Japan Geoscience Union Meeting 2019

Presentation information

[J] Oral

A (Atmospheric and Hydrospheric Sciences ) » A-CG Complex & General

[A-CG44] Coastal Ecosystems 2 Coral reefs, seagrass and macroalgal beds, and mangrove

Tue. May 28, 2019 1:45 PM - 3:15 PM 102 (1F)

convener:Yu Umezawa(Tokyo University of Agriculture and Technology), Toshihiro Miyajima(Marine Biogeochemistry Group, Division of Ocean-Earth System Science, Atmosphere and Ocean Research Institute, The University of Tokyo), Atsushi Watanabe(The ocean policy research institute, The Sasakawa peace foundation), Tomihiko Higuchi(Atmosphere and Ocean Research Institute, The University of Tokyo), Chairperson:Yu Umezawa(Tokyo University of Agriculture and Technology), Toshihiro Miyajima(The University of Tokyo), Tomihiko Higuchi(Atmosphere and Ocean Research Institute, The University of Tokyo), Atsushi Watanabe(Tokyo Institute of Technology)

2:25 PM - 2:45 PM

[ACG44-03] Modeling coral polyp-scale bleaching phenomenon and upscaling to reef-scale

★Invited Papers

*Takashi Nakamura1, Tomihiko Higuchi2, Toshihiro Miyajima2, Lawrence Patrick Cases Bernardo1, Kazuo Nadaoka1, Atsushi Watanabe1,3, Hiroyuki Fujimura4 (1.School of Environment and Society, Tokyo Institute of Technology, 2.AORI, The University of Tokyo, 3.The ocean policy research institute, The Sasakawa peace foundation, 4.University of the Ryukyus)

Keywords:coral bleaching, numerical simulation, zooxanthellae, ROS

To elucidate the mechanism responsible for coral bleaching and to project the status of coral communities in the near future, a coral bleaching model was developed based on a reef-scale three-dimensional hydrodynamic–biogeochemical model coupled with a polyp-scale coral bleaching model.

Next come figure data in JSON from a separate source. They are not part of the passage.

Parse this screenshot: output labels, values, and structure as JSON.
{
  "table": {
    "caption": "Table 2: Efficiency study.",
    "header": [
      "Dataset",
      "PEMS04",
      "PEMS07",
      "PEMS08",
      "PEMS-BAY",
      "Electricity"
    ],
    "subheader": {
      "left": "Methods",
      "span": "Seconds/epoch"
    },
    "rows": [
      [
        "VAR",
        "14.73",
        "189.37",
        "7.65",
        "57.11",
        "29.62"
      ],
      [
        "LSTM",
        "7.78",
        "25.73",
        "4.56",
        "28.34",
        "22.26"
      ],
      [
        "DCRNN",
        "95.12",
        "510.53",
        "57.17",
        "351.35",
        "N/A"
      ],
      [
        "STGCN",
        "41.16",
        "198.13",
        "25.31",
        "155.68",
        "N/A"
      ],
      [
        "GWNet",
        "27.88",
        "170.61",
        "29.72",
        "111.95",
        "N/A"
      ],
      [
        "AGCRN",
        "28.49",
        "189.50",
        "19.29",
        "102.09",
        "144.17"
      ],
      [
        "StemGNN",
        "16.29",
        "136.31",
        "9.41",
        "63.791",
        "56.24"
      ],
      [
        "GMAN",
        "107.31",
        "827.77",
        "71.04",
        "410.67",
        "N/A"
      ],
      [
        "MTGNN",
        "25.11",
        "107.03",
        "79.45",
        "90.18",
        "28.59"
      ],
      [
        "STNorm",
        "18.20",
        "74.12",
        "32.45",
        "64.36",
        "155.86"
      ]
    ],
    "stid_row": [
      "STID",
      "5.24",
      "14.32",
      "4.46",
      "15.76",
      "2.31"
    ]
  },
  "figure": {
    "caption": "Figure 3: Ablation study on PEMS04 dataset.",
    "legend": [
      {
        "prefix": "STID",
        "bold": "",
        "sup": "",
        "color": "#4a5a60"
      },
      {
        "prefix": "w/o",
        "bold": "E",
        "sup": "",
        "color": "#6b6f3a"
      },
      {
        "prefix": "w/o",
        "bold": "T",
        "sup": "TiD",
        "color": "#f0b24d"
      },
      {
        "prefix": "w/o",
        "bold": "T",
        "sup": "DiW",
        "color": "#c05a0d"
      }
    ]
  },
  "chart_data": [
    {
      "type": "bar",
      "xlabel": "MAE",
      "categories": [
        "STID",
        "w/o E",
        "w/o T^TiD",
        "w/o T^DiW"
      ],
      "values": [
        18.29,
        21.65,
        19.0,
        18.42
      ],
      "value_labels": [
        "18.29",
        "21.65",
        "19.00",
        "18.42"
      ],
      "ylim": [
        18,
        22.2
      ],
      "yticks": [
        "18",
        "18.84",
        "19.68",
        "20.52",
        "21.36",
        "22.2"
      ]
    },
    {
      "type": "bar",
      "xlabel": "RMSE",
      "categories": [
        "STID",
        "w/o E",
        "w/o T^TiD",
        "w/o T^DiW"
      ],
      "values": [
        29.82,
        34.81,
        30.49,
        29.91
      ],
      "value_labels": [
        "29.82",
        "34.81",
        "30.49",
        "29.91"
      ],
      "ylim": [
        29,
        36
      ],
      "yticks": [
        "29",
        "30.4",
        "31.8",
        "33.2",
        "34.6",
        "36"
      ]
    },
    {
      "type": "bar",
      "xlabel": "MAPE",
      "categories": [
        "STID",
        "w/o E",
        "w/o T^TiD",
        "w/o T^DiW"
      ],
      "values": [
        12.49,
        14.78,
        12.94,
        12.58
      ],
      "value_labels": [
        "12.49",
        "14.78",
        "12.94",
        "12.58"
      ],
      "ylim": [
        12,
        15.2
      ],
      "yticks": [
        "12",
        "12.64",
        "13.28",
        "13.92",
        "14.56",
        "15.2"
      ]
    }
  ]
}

The polyp-scale bleaching model was developed by incorporating the dynamics of photoinhibition, reactive oxygen species (ROS), and zooxanthella abundance based on a previously developed coral polyp model by Nakamura et al. (2013). The polyp-scale model assumes that ROS are produced by zooxanthellae and that corals expel zooxanthellae when the concentration of ROS in their tissues exceeds tolerable levels. When temperature increases, corals release more zooxanthellae because the ROS production rate per zooxanthella cell increases with increasing temperature. This mechanism accounts for coral bleaching at high temperatures. The model assumes that ROS are produced from excess electrons transferred from photosystem II (PSII) that are not used in the downstream photosynthetic process. Photoinhibition, which is a key factor in the transfer of electrons from PSII, was included in the model, and the temperature dependence of Rubisco activity was introduced as a blocking factor in the downstream photosynthetic process. The ROS dynamics include detoxification of ROS by antioxidant substances, and the zooxanthella population dynamics include reproduction, mortality, and the rate of zooxanthellae release, which depends on the ROS damage of the coral cell. Results of simulated incubation experiments under different temperature conditions by the bleaching model reproduced the temperature dependence of the coral bleaching phenomenon. Moreover, recovery process after bleaching was also reproduced, and the ability of the model to describe the recovery process is a unique feature. The model also reproduced the phenomenon that coral bleaching is effectively reduced by light shading. A comparison between photoinhibition and its absence revealed that photoinhibition effectively reduced electron transport from PSII and consequently reduced the production of excess electrons that form ROS. Photoinhibition therefore protects the photosystem and tissues from oxidative damage by ROS. A temperature-dependent repair delay from photoinhibition also reduces ROS production and thereby prevents coral bleaching. The delay may be strategically controlled by zooxanthellae.

The polyp-scale bleaching model was coupled with reef-scale hydrodynamic-biogeochemical model based on the model framework by Nakamura et al. (2018). The model was applied to both the Shiraho coral reef based on Nakamura et al. (2018), and Sekisei Lagoon based on Bernardo et al. (2017). The results of the model simulation confirmed that the model accurately reproduced the spatiotemporal variations of bottom water temperatures on the reef. In particular, the temperatures during the daytime were significantly higher on the reef crest and in shallow nearshore areas than in the offshore seawater. The model confirmed that the spatial pattern of zooxanthella density coincided with the spatial pattern of water temperature on the reef. The model can use the internal condition of the corals to output the parameters that characterize coral population dynamics, such as coral growth rates and mortality rates. The coupled model therefore has the potential to simulate long-term spatiotemporal changes in coral coverage. Although the model still needs some improvement, incorporation of additional modules and improvement of the model will make it a useful tool for evaluating how corals respond to multiple environmental stresses on the reef-scale.